O verão era a época de colher guavira em Mato Grosso do Sul até poucas décadas atrás. A frutinha de coloração verde clara – algumas chegando a um amarelo esmaecido – crescia livre nos campos e fazia a festa da família. Todos se ocupavam da colheita enquanto durava o curto ciclo de maturação, e não há quem não gostasse da fruta: guavira tem gosto de guavira, não permite comparação. É a fruta símbolo do Estado desde 2017 por força de lei. A ocupação do território com lavouras e pecuária modernas reduziu os guavirais que remanescem em pequenas áreas nas regiões de fronteira, sobretudo em Bonito, Anastácio, Aquidauana, mas é possível encontrar pés da planta em qualquer parte do Estado em que haja porções de vegetação nativa. 

As gerações futuras podem – entretanto – ter o privilégio de encontrar guavira em pratinhos nos supermercados e por períodos maiores que as poucas semanas da colheita natural. Estudo conduzido por pesquisadores do Cepaer (Centro de Pesquisa e Capacitação da Agraer), em Campo Grande, avançam no processo de domesticação da planta com a finalidade de possibilitar seu cultivo em escala comercial. As etapas de germinação e desenvolvimento das mudas, o espaço ideal entre as plantas, o tempo que demora para colheita, tipo propício de solo e adubação necessária, entre outros itens, já são conhecidos. 

Clonagem

Os experimentos, agora, buscam desenvolver a técnica de propagação vegetativa (clonagem) para garantir um pomar de plantas uniformes e com produtividade e resistência satisfatórias, explica a engenheira agrônoma Ana Ajalla, que ao lado do também agrônomo Edmilson Volpe, coordena a pesquisa com guavira. Tudo começou em 2006, em trabalho pela UFGD (Universidade Federal da Grande Dourados) que investigava as propriedades medicinais da planta. As folhas e também o fruto têm efeitos antioxidante, antimicrobiano, anti-inflamatório e antidiarreico, entre outros, assegura a pesquisadora. Além de ser uma bomba de Vitamina C, até 20 vezes mais que a laranja. 

Técnica de clonagem é novo passo da pesquisa, que começou há 16 anos na UFGD

Após o trabalho pela UFGD, em 2007 Ana Ajalla decidiu investir em outra linha de pesquisa: a tentativa de reproduzir e selecionar mudas para viabilizar o cultivo doméstico da fruta. A primeira constatação foi que a guavira possui sementes recalcitrantes, ou seja, não podem passar por processo de secagem nem ser submetidas a baixas temperaturas. O plantio tem que ser feito logo após a semente ser retirada da fruta; só assim acontece a germinação, processo que demora entre 20 e 25 dias. 

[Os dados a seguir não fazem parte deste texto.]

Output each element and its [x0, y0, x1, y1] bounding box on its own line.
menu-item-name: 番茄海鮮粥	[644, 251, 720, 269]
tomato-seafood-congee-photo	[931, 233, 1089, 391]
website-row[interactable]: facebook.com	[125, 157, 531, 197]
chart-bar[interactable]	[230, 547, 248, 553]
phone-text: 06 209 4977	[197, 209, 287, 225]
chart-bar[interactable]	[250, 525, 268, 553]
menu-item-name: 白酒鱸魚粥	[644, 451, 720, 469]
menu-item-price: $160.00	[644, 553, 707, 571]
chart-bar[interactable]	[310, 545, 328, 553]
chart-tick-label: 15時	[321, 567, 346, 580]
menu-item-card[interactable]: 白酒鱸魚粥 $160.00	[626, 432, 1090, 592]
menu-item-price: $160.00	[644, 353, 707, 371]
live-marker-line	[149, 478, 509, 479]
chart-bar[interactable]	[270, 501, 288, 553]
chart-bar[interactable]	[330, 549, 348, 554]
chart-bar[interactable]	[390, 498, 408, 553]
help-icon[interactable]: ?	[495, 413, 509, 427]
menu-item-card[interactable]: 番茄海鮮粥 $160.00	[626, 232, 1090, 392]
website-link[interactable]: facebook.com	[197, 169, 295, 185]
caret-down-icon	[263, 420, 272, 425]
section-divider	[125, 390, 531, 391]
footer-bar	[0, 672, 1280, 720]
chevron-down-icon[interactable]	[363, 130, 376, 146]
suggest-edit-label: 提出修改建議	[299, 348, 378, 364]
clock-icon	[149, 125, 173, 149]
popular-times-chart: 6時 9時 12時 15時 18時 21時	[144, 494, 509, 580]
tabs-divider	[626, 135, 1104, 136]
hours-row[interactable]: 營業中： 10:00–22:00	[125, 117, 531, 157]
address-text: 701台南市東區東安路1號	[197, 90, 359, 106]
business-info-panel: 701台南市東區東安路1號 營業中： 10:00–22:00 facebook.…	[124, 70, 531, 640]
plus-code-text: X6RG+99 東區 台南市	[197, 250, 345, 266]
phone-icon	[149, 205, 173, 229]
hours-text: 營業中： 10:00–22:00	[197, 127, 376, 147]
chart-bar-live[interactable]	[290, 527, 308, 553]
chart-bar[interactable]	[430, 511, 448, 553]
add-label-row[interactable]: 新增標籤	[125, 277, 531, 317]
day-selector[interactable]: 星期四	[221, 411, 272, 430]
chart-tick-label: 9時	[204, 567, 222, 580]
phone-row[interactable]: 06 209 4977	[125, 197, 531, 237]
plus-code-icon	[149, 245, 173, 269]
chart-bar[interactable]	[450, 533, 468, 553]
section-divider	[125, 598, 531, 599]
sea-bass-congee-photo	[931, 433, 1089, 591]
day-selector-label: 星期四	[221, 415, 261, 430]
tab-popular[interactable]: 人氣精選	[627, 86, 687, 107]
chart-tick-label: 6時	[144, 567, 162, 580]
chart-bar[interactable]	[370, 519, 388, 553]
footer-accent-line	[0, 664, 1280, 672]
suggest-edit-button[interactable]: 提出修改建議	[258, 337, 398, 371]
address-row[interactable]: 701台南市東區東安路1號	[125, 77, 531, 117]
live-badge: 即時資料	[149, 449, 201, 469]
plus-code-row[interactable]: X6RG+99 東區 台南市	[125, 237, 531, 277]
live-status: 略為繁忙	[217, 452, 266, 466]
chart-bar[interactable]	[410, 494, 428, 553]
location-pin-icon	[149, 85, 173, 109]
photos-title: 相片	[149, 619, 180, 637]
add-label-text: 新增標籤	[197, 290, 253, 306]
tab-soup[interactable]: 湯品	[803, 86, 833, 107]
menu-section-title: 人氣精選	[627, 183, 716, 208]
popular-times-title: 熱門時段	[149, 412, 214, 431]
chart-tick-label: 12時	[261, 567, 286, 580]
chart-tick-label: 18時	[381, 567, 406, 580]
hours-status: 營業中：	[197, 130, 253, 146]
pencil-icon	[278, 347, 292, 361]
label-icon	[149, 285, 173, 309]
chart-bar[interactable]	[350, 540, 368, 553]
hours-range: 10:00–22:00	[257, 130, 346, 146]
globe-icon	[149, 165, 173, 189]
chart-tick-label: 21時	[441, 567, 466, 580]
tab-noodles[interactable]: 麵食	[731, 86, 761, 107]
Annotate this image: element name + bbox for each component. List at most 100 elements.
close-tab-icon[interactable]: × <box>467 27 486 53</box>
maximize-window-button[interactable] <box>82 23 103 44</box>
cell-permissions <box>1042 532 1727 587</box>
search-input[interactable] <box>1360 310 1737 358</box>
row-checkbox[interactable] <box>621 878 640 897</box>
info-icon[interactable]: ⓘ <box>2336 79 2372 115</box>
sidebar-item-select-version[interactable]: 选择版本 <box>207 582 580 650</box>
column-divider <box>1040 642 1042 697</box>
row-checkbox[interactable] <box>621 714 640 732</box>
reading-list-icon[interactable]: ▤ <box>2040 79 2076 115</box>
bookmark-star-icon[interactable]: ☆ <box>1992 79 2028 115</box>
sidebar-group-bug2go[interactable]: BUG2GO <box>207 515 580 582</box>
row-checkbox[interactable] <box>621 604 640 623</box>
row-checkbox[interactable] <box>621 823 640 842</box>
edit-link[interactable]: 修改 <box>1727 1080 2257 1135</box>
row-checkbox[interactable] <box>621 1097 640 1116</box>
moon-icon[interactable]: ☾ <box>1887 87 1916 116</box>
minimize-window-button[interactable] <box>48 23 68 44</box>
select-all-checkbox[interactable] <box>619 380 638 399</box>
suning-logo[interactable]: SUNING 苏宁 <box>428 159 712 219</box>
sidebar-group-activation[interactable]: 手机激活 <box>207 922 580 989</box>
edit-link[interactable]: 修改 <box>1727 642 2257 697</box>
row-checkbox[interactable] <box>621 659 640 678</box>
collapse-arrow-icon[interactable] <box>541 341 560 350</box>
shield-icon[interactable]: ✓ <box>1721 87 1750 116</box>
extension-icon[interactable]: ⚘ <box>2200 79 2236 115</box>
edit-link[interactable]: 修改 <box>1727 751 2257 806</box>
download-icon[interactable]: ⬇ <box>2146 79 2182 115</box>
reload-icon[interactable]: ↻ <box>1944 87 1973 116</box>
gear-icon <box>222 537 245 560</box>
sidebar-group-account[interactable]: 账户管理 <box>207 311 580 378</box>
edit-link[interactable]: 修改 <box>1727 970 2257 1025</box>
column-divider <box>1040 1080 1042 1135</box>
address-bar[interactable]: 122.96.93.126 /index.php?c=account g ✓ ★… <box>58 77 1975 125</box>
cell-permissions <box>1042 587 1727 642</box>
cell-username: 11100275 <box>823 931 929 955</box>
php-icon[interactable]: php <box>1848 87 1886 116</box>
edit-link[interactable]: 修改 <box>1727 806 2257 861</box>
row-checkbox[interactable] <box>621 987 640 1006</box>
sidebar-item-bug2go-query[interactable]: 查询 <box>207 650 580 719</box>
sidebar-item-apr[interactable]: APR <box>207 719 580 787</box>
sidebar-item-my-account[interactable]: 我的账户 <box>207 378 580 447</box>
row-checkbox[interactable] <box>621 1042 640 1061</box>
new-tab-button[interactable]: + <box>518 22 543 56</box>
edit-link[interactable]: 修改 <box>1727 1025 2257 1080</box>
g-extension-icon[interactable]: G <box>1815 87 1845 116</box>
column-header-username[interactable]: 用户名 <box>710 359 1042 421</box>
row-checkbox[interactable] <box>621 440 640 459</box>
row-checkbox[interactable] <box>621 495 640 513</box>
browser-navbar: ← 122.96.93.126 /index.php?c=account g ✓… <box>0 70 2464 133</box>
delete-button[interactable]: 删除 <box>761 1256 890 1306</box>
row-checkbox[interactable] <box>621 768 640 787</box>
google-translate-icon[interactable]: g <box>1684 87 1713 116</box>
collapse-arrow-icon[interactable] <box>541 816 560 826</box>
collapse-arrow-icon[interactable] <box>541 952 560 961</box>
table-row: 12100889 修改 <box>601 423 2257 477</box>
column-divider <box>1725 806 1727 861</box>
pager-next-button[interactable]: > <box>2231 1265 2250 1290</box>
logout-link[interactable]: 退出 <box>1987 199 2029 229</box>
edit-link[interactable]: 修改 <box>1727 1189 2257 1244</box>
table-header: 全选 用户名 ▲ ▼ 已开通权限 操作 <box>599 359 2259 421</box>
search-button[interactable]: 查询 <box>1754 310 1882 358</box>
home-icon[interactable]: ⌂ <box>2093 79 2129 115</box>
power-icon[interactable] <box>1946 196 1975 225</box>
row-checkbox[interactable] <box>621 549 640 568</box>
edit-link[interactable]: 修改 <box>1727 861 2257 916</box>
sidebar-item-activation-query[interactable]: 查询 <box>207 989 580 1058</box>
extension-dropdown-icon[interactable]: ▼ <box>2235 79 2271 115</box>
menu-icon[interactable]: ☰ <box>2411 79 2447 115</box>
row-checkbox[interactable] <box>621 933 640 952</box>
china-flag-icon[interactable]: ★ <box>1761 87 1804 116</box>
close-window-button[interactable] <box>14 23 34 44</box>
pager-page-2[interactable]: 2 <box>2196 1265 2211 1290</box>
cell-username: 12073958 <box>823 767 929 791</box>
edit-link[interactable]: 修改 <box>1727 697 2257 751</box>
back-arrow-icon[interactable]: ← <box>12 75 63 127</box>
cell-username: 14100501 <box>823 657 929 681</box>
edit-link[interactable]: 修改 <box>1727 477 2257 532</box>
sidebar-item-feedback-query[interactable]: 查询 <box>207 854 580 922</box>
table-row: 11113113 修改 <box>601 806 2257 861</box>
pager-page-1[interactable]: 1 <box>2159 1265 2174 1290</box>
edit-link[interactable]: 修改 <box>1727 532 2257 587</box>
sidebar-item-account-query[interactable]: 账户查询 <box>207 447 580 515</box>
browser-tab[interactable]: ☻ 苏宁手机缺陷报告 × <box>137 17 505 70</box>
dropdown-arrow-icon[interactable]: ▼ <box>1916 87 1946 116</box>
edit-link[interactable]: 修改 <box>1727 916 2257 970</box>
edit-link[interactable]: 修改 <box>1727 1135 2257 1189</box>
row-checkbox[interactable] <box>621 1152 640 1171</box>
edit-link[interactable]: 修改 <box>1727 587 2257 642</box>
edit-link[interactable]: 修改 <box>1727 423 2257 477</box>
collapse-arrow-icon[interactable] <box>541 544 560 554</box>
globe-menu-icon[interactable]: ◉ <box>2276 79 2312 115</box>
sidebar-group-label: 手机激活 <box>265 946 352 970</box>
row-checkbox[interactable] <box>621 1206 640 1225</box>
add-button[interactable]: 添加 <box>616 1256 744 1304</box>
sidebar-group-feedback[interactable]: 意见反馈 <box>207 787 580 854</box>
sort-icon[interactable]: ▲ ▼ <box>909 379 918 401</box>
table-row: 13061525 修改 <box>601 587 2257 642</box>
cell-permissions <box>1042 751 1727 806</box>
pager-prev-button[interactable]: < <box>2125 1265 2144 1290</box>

A pesquisa indicou que também é preciso esperar 90 dias para que o broto se desenvolva antes de ser levado ao viveiro, onde recebe irrigação controlada para evitar o excesso de água e sombreamento de 50%. Ali as mudas devem permanecer por 11 ou 12 meses antes de serem plantadas definitivamente no pomar. A colheita com boa produtividade vem após o terceiro ano e não se sabe ainda até que idade a planta irá produzir. A altura máxima do arbusto fica pouco acima de 2 metros. 

A época ideal para o plantio definitivo é nos meses de dezembro, janeiro ou fevereiro, devido à oferta regular de chuvas que contribui para o enraizamento e desenvolvimento das plantas. Após testar vários espaçamentos, os pesquisadores recomendam o plantio em linhas de dois metros de largura e distância de 50 centímetros entre os pés. Mas isso depende, também, do tipo de consórcio que se busca. Devido à sua rusticidade, a guariva pode ser associada até com capim para trato do gado ou com árvores frutíferas como o baru. Essas respostas ainda estão sendo obtidas nos campos experimentais do Cepaer. 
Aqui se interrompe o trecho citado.